A chaque sortie de conseil de surveillance, à chaque réunion en préfecture, les micros se tendent vers lui. Rompu à l’exercice, l’homme aux airs de grand échalas livre ses réactions et se laisse parfois emporter par sa verve. Un casse-tête pour les journalistes radio et télé, sur le mode: « comment faire au montage? ».
Dans le feu médiatique, alors que le gouvernement a lâché l’ancienne présidence pour privilégier l’option redressement judiciaire, synonyme d’au moins 800 suppressions d’emplois sur 2.000, Alpozzo dénonce avec son accent marseillais tranché une « faillite organisée » ou des « dirigeants politiques fous, criminels ».
Dans son minuscule bureau au siège des marins CGT, sur le quai de la Joliette d’où partent les bateaux pour la Corse, l’homme se montre tout aussi bavard, sur son parcours cette fois, sans chercher à se « mettre en avant ».
D’où lui vient cette « tchatche »? Peut-être de son enfance dans la cité de La Solidarité — « quel beau nom! » — dans les quartiers nord de Marseille. « Ce sont mes meilleurs souvenirs, j’ai grandi avec tous les enfants issus de l’immigration. On ressentait un profond bonheur d’être ensemble, de la fraternité. On dormait les uns chez les autres, on allait au ciné… Ados, on refaisait le monde: autour de la musique, mais aussi de la politique, c’était l’éveil des consciences, on pensait que tout était possible, il y avait de l’espoir », raconte ce fils d’un cheminot d’origine italienne et d’une mère femme de ménage.
– chemin « chaotique » –
Des quartiers nord à la SNCM, le chemin fut « chaotique ».

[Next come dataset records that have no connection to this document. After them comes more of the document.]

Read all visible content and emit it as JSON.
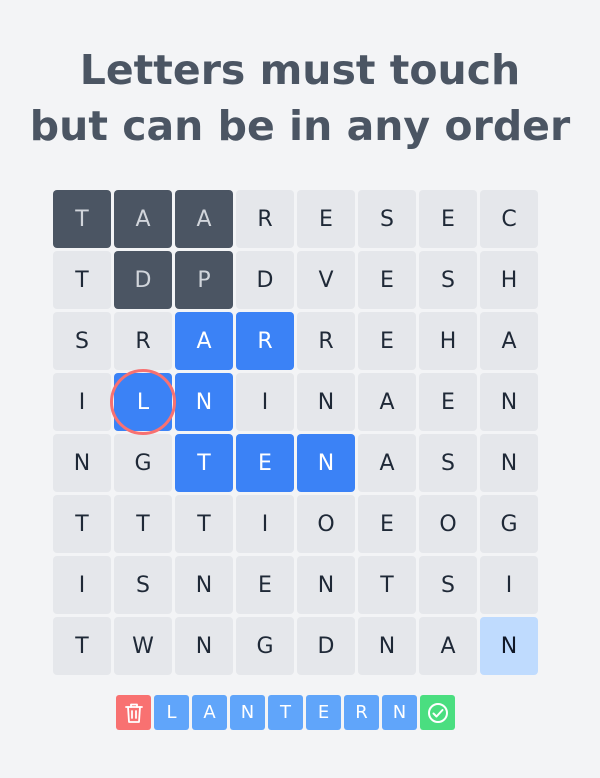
{
  "instruction": {
    "line1": "Letters must touch",
    "line2": "but can be in any order"
  },
  "grid": {
    "rows": [
      [
        "T",
        "A",
        "A",
        "R",
        "E",
        "S",
        "E",
        "C"
      ],
      [
        "T",
        "D",
        "P",
        "D",
        "V",
        "E",
        "S",
        "H"
      ],
      [
        "S",
        "R",
        "A",
        "R",
        "R",
        "E",
        "H",
        "A"
      ],
      [
        "I",
        "L",
        "N",
        "I",
        "N",
        "A",
        "E",
        "N"
      ],
      [
        "N",
        "G",
        "T",
        "E",
        "N",
        "A",
        "S",
        "N"
      ],
      [
        "T",
        "T",
        "T",
        "I",
        "O",
        "E",
        "O",
        "G"
      ],
      [
        "I",
        "S",
        "N",
        "E",
        "N",
        "T",
        "S",
        "I"
      ],
      [
        "T",
        "W",
        "N",
        "G",
        "D",
        "N",
        "A",
        "N"
      ]
    ],
    "found_cells": [
      [
        0,
        0
      ],
      [
        0,
        1
      ],
      [
        0,
        2
      ],
      [
        1,
        1
      ],
      [
        1,
        2
      ]
    ],
    "selected_cells": [
      [
        2,
        2
      ],
      [
        2,
        3
      ],
      [
        3,
        1
      ],
      [
        3,
        2
      ],
      [
        4,
        2
      ],
      [
        4,
        3
      ],
      [
        4,
        4
      ]
    ],
    "hint_cells": [
      [
        7,
        7
      ]
    ],
    "ring_cell": [
      3,
      1
    ]
  },
  "word_bar": {
    "letters": [
      "L",
      "A",
      "N",
      "T",
      "E",
      "R",
      "N"
    ],
    "trash_icon": "trash-icon",
    "submit_icon": "check-circle-icon"
  },
  "colors": {
    "background": "#f3f4f6",
    "cell": "#e5e7eb",
    "found": "#4b5563",
    "selected": "#3b82f6",
    "hint": "#bfdbfe",
    "ring": "#f87171",
    "chip": "#60a5fa",
    "delete": "#f87171",
    "submit": "#4ade80"
  }
}
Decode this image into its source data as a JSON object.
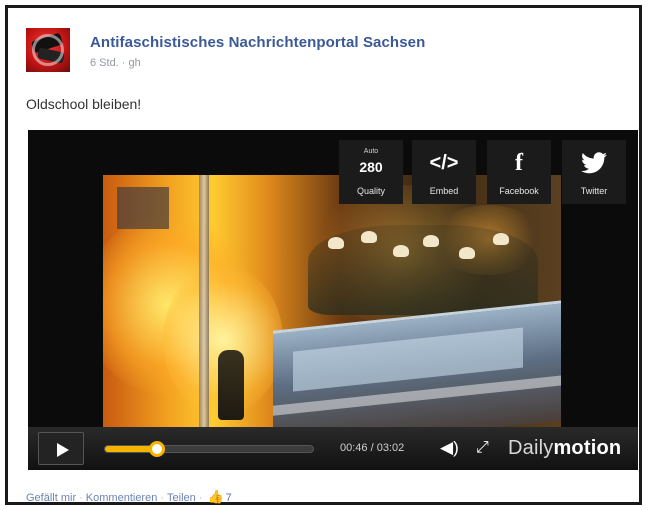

Au collège d’enseignement technique maritime, qu’il intègre pour « entrer vite dans la vie active », il obtient certes un CAP d’électricité marine en 1992, et le privilège émerveillé de quelques « vrais jobs d’été » en tant que « novice » à bord des bateaux de la compagnie, où il fait le mousse.
Il en tire « l’attachement à notre métier, où tout s’apprend, dans une rigueur quasi-militaire, car il en va de la sécurité des gens qu’on transporte, sur laquelle on ne peut mégoter aujourd’hui pour économiser sur les équipages ».
Mais il se passera plus de 10 ans avant d’exercer le métier auquel il a été formé. Dix ans « où ma vie c’était CDD et chômage ». Alpozzo touche à tout: il vend des téléphones, fait le saisonnier à la SNCF, de la maçonnerie, ou de la manutention à la SNCM.
C’est le temps de la précarité, « dont on ne voit jamais le bout ». Le temps de « l’injustice » aussi, lorsque la direction de la SNCM décide en 2004 de privilégier l’embauche des membres du STC (Syndicat des travailleurs corses). « On ne construit pas une société sur des passe-droits! », assène-t-il.
Il s’investit alors « pleinement » à la CGT. Il est délégué du personnel à bord du Méditerranée, où, enfin, il travaille comme électricien. « Il était très sérieux, il inspirait la confiance, et en plus, il connaissait parfaitement son métier », se souvient Jean-Paul Israël, leader historique de la CGT SNCM.
« Finalement, défendre les droits et le métier, cela m’est venu naturellement », explique aujourd’hui le syndicaliste, qui est également conseiller du salarié depuis 2007 « pour aider les personnes menacées de licenciement dans les petites entreprises sans représentation syndicale ».
Son credo: « dans une démocratie, on peut changer les choses, à condition de se faire entendre et de faire respecter les valeurs républicaines qui sont tout sauf la loi du plus fort ».
Dans l’inextricable dossier SNCM, il faut aussi maîtriser droit et réglementations. Bosseur, il s’est notamment « farci » les traités européens, les études sur les services publics, les rapports divers… « Il s’approprie les dossiers, il en fait une analyse juridique, c’est un vrai pro! », confirme l’avocate du CE, Christine Bonnefoi.
« C’est un homme pragmatique, avec qui on peut discuter, loin des dogmatiques, staliniens, pour qui les patrons sont des horreurs et les politiques de droite totalement infréquentables. J’ai les meilleurs rapports avec lui », corrobore l’adjoint UMP aux Finances de Marseille, Roland Blum.